A bit snowed under with auspicious new things today, amongst them the CSNY live album, Damon Albarn’s “Monkey: Journey To The West”, a new Bonnie Prince Billy live set and, perfect for this heat, Brightblack Morning Light’s superb “Motion To Rejoin”.
While I get my head round all these, a mention for a couple of very fine records I’ve neglected to write about in the past few weeks. One is by James Jackson Toth, who’s figured here in the past when he was known as Wooden Wand. To recap: Wooden Wand originally fronted a ragged and delirious collective called The Vanishing Voice, who operated vaguely in the interstices between folk, jazz, rock and general clattery leftfield improv in much the same way as, say, Sunburned Hand Of The Man.
All well and good. Of late, however, Wand has been heading down a more orthodox, and surprisingly more satisfying route, showcased on 2006’s “Second Guessing” and last year’s Lee Ranaldo-produced “James And The Quiet”. This time out, with “Waiting In Vain”, Toth has reclaimed his real name and made his straightest record yet.
Like those last couple of records, the influence of Dylan hangs heavy over parts of this, especially the rackety faster tracks like the Rolling Thunder-ish “Beulah The Good”. But Toth is shaping more of an individual sonic character to match his myth-heavy lyrics – even if that character seems firmly and purposefully stuck in a deep 1975 singer-songwriter place.
In this, he’s recruited another stellar crew, with Andy Cabic and Otto Hauser of the Vetiver/Devendra family, Carla Bozulich, one of Deerhoof and, most pronouncedly, the mighty Nels Cline, currently embedded in Wilco. It’s Cline, I suspect, who shreds up the climax of “The Banquet Styx” in the style, as Phil here pointed out this morning, of Robert Quine.
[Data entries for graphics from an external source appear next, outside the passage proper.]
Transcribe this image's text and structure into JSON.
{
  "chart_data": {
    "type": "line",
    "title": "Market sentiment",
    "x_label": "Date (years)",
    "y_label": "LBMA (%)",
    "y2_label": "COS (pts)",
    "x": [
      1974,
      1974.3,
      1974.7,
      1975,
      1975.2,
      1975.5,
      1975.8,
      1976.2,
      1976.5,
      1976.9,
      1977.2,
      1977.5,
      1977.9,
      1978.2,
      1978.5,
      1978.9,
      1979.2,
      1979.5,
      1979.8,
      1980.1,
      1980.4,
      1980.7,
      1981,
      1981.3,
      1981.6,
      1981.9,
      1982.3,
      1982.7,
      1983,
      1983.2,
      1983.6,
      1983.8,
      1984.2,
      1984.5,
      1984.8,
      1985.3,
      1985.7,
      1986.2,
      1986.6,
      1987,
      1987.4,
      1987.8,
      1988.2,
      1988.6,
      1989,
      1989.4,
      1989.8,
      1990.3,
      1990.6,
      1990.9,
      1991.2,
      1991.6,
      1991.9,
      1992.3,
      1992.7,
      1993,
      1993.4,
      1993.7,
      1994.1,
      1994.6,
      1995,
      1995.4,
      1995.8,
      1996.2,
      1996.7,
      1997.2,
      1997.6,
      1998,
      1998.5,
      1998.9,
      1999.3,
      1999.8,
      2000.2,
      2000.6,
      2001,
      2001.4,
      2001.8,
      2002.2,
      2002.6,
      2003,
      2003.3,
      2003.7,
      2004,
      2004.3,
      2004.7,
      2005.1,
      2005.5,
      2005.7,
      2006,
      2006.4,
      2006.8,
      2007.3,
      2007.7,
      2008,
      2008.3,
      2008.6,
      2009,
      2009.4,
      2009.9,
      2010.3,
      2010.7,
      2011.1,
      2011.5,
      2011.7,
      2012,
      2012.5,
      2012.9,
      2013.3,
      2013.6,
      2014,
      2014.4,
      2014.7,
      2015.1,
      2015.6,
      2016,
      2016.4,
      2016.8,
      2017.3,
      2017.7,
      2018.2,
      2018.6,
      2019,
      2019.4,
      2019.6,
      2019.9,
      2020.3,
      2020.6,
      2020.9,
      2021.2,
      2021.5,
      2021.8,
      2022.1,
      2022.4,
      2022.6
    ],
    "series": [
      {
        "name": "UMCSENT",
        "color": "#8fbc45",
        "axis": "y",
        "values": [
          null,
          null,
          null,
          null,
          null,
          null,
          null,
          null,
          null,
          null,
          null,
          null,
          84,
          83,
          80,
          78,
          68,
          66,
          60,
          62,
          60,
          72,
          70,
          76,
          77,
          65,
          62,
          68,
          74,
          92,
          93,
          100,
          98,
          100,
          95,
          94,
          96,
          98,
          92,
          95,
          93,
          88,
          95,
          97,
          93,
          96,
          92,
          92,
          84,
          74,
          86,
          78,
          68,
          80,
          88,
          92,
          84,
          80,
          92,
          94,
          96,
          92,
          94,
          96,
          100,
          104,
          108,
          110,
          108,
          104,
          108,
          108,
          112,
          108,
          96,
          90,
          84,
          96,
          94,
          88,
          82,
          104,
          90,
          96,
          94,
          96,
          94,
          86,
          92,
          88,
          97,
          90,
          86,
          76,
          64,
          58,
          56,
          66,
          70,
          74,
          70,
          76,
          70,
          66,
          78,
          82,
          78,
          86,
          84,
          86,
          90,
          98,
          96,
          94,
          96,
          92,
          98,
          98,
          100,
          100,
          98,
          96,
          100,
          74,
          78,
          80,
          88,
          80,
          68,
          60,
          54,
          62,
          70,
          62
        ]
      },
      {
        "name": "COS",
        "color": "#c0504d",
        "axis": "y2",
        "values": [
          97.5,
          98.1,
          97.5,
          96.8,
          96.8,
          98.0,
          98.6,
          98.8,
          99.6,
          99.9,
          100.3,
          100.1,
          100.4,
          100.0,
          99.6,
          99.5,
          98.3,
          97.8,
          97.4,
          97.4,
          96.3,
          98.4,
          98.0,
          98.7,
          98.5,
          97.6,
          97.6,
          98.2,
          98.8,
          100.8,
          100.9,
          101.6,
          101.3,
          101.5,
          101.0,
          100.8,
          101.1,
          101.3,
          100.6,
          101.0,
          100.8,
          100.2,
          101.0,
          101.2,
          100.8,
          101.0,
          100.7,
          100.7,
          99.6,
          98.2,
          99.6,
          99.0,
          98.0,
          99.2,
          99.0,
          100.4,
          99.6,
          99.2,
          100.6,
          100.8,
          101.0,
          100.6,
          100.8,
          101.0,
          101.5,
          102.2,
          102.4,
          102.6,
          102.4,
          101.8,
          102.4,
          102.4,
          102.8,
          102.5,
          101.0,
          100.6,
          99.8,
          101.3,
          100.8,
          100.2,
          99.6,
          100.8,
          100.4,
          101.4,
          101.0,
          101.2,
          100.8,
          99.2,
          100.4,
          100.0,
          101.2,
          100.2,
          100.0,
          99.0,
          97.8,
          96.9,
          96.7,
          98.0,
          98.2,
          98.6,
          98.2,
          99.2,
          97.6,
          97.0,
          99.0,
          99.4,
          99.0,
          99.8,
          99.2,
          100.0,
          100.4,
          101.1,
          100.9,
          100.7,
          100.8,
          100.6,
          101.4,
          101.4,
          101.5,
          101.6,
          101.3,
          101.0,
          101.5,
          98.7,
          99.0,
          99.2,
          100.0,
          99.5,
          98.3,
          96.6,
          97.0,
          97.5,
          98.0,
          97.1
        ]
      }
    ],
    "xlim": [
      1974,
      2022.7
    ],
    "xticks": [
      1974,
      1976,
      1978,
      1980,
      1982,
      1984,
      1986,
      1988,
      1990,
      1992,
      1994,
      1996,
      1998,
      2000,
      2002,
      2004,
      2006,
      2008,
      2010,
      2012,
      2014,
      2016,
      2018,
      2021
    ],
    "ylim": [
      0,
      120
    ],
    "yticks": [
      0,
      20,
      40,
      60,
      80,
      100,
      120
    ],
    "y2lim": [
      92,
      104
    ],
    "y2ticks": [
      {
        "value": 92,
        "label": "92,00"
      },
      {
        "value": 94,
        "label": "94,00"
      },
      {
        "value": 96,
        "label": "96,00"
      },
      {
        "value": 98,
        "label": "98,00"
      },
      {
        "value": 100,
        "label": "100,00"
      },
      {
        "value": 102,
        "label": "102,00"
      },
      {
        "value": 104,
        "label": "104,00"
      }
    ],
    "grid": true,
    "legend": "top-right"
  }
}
There’s a countryish lilt to some of Toth’s writing, too, which he shares with TK Webb. Webb first made it onto my radar a couple of years back with “Phantom Parade”, a decently grimy stab at Americana which betrayed vague sympathies with people like William Elliot Whitmore and Mark Lanegan. Now, it seems, Webb is taking the reverse path to Lanegan, since TK Webb & The Visions’ “Ancestor” finds him trying on the sort of rootsy grunge that isn’t dissimilar to how those early/mid ‘90s Screaming Trees albums sounded.
It’s a good fit for Webb, and his new band – featuring various bits of Love As Laughter, whose new record I should write about, too – sound cool: very heavy, discreetly psychedelic. The essence of his songwriting – earthy, measured, possibly the product of hearing one or two Neil Young albums at a formative point in time – hasn’t really changed that much. But this thick, seething makeover really suits him. A great opening track, “Teen Is Still Shaking”, sets the agenda very clearly.